Perhaps the people who were drawn to Jesus not because they felt He was one with them, but for the opposite, that He was so different from them. He was holy, righteous and undefiled, quite unlike anyone else. They said on one occasion "Never man spoke like this man" (John 7:46). "He taught as one having Authority, not as the Scribes" (Mat. 7:29). There is no way that He could be the same as they were, otherwise He could never have brought salvation. No one else could have atoned for the sins of humanity, only the unique Son of God and Lamb of God could stand in our place, the place of condemnation. The church recognised that His human nature was impersonal in the sense that it was our common human nature assumed by the Logos, and that He was distinctly individual in all respects. He indeed is our substitute and our representative.
Christ the Victor
There are those who would try to deny that there is a devil and in particular a personal devil. Jesus often 'cast out demons' i.e. "And His fame went throughout Syria; and they brought unto Him all sick people that were taken with divers diseases and torments, and those which were possessed with devils, and those which were lunatic, and those that had the palsy; and He healed them" (Mat. 4:24). We could have given credence to the thought of the mystical if the scriptures referred only to the medical illnesses by saying that the people of the day were ignorant and didn't understand the cures and the magical was their way of coming to terms in expressing what they saw.
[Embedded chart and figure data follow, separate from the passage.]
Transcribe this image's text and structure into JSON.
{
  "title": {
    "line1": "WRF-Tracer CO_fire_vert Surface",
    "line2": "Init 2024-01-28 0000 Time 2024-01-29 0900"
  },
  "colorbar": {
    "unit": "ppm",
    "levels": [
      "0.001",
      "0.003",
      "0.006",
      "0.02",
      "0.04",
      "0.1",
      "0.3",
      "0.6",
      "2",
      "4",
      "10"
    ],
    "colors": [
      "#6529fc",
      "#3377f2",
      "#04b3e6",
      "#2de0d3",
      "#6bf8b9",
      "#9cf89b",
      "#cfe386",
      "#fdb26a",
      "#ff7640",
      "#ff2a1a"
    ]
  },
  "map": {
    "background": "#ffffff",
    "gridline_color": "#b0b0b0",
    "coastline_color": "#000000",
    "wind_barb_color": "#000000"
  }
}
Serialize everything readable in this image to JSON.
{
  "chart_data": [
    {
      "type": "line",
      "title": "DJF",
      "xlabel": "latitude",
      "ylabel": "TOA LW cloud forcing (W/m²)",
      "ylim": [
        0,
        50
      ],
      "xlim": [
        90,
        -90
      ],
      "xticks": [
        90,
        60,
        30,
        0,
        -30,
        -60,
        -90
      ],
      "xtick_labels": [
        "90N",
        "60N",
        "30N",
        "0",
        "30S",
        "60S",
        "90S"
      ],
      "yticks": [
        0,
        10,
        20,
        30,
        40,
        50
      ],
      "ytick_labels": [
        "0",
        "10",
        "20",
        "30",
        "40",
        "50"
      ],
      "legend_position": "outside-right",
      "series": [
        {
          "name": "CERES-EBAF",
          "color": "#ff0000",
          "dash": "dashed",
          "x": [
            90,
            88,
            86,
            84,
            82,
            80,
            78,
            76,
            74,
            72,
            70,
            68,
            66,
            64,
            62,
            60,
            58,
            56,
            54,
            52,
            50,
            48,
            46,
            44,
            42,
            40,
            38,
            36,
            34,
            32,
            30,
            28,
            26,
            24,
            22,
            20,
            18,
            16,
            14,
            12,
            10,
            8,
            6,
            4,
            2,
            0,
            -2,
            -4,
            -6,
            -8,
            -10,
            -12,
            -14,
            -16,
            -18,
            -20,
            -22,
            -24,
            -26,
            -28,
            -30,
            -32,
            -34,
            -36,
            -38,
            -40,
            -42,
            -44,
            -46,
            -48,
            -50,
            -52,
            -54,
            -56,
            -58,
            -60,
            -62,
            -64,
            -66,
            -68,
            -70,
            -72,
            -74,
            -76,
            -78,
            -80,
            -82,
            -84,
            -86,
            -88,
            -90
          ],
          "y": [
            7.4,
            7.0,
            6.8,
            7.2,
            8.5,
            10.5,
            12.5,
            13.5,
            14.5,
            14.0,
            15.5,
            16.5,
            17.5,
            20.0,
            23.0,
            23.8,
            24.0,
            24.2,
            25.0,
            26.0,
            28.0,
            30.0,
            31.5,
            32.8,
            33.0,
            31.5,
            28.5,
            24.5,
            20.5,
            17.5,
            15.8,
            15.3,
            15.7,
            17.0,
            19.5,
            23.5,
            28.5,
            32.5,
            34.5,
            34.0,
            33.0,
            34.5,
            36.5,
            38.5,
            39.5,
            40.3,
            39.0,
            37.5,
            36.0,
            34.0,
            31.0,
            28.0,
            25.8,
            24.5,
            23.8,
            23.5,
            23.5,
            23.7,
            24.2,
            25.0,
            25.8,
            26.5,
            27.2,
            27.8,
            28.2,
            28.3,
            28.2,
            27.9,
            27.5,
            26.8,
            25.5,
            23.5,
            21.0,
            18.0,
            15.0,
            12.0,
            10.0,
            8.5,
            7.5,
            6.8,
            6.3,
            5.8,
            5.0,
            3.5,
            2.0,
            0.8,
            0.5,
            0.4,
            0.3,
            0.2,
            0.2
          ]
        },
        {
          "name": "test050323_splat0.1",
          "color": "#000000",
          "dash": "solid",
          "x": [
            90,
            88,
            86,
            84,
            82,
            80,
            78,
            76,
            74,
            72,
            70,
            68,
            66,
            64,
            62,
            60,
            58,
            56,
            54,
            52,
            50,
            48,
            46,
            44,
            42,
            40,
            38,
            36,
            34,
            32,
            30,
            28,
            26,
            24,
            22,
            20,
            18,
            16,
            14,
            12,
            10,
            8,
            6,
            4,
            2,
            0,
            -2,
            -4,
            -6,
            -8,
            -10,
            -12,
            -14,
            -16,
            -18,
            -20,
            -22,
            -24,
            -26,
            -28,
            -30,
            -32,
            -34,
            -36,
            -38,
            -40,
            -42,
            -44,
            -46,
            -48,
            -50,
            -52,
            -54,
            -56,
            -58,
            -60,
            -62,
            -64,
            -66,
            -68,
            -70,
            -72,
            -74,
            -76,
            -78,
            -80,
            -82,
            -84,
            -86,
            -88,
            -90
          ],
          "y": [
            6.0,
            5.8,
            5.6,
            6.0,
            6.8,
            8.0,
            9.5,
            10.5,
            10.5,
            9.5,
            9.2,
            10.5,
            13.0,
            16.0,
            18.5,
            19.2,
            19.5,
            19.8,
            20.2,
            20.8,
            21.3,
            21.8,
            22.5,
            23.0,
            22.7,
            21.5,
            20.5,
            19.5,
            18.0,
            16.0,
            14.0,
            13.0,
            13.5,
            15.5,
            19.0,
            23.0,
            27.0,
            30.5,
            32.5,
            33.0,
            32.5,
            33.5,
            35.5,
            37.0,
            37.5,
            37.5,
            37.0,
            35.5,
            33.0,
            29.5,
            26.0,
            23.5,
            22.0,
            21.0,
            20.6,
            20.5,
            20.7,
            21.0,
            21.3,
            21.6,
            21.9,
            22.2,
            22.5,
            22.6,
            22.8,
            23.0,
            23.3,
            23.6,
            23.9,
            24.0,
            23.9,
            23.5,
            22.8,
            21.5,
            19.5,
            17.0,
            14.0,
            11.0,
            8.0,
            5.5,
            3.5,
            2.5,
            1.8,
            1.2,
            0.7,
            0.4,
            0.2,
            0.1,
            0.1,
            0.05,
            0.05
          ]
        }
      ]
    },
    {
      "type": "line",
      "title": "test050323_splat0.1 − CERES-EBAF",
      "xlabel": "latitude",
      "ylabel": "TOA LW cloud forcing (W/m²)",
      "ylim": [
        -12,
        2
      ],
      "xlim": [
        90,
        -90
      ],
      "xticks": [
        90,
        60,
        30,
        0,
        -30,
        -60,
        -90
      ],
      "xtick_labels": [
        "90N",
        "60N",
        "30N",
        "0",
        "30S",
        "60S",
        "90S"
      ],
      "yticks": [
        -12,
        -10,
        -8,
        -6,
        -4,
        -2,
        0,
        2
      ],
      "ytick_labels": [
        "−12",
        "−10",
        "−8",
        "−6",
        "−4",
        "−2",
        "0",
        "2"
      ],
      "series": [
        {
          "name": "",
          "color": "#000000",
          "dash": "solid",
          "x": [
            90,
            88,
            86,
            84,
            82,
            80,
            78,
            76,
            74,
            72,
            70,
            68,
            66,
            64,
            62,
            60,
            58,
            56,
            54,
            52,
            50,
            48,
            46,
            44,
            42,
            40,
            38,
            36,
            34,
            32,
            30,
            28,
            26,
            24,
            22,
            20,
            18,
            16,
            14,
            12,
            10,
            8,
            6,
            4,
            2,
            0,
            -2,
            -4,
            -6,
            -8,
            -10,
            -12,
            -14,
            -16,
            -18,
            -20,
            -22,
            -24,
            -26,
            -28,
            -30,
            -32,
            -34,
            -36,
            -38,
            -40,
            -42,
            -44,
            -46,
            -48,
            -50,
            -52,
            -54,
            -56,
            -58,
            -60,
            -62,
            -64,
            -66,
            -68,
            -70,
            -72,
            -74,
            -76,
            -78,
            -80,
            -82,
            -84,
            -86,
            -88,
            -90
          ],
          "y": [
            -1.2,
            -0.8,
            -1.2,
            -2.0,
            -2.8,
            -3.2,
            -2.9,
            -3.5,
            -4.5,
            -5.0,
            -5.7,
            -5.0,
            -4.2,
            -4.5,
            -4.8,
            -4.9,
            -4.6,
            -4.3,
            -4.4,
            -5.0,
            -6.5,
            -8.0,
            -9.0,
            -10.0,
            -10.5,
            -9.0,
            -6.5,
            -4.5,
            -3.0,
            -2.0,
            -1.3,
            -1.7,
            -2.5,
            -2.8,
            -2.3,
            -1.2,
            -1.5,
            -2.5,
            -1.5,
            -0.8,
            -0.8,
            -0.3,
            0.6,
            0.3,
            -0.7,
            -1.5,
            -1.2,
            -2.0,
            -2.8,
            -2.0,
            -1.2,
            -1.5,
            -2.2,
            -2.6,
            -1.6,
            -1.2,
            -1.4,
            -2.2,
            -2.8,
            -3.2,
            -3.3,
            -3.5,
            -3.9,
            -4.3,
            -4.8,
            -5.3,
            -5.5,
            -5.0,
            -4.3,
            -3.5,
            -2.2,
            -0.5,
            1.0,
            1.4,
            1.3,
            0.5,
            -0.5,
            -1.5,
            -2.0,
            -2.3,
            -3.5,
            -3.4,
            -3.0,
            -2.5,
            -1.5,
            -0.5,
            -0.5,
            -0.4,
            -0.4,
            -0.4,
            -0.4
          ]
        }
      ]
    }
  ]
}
It was Jesus Himself who interpreted the cross as conflict with the evil one. Satan was the one who did everything in his power to try to keep Jesus from the cross (Mat. 4:3-11). Jesus knew that He had to go to the cross to defeat Satan and all his evil designs over humanity. The whole of the Atonement was designed and planned by God and forces us to regard evil as a personal and sinister power, with a ruthless and destructive will, and its ultimate goal is to usurp God. Evil was overcome by Jesus, evil is in retreat. But it was overcome in such a way that we too must watch and pray against it with the same vigilance as Jesus did. The cross is the proof that the victory was won by Jesus, and that victory can be ours also. The victory of the cross was very costly, His pain and agony proves it was not cheap or easy, even over an enemy so desperate because his final doom is sealed. For many centuries the church gave full attendance to the preaching of the atonement as the victory over the powers of evil. It was emphasised by Martin Luther and Calvin, and the Puritans expounded it as an essential aspect of Christ's atoning work. It was John Owen who said, "As the judge was to be satisfied so the jailer was to be conquered". Jesus not only deals with our past debts and legal status, but ensures that we are free to follow Him.